The event organizers want kids to see that they can be doctors, government officials, teachers, CEOs and even the president of the United States. There are multiple careers that the photographs hope to show that kids that dream about this can make it happen.
“What we want to do is something we call ‘see the vision, be the vision,’” said Arnett Chisholm, a counselor and former dean of diversity and inclusion at WCC. “It is going to be a poster with any African American male that has completed any degree or trade school.”
Chisholm explained that he wants to see more people come to school and finish.
Growing up, kids are influenced by the things they see and what their surroundings are. Derrick Jackson, director of community engagement for Washtenaw County, experienced seeing success take place in negative ways.

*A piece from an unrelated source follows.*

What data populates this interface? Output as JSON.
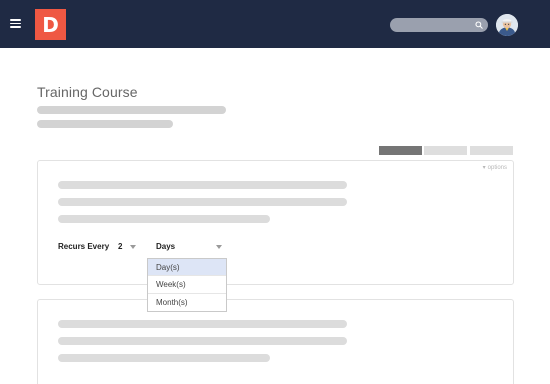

“It was the only thing that I had seen,” said Jackson. He realized that the world had more opportunities than what he believed as a young male.
Kier McLemore, co-owner of Bottles-n-Backpacks Child Development Center in Ypsilanti, had a similar experience growing up in Detroit. Drugs and gang activity was in his environment, but he looked passed that with the help of mentors, later becoming one himself.
“Instead of contributing to the problem, be a part of the solution,” said McLemore.
As soon as the event is finished, the organizers plan to post these pictures in schools, recreation centers and nonprofit organizations that students attend.
“They can see an image that looks exactly like their own. The images will be burned into their minds,” said McLemore.
“We just want people to see that there are people out there in the types of jobs that they aspire to do and hopefully make a positive change in the community,” said Chisholm.
There are currently 115 of the desired 300 men of color confirmed as attending the event. Anyone is welcome to come and participate and it will last from 1-2 p.m. on May 10 at the Morris Lawrence Building.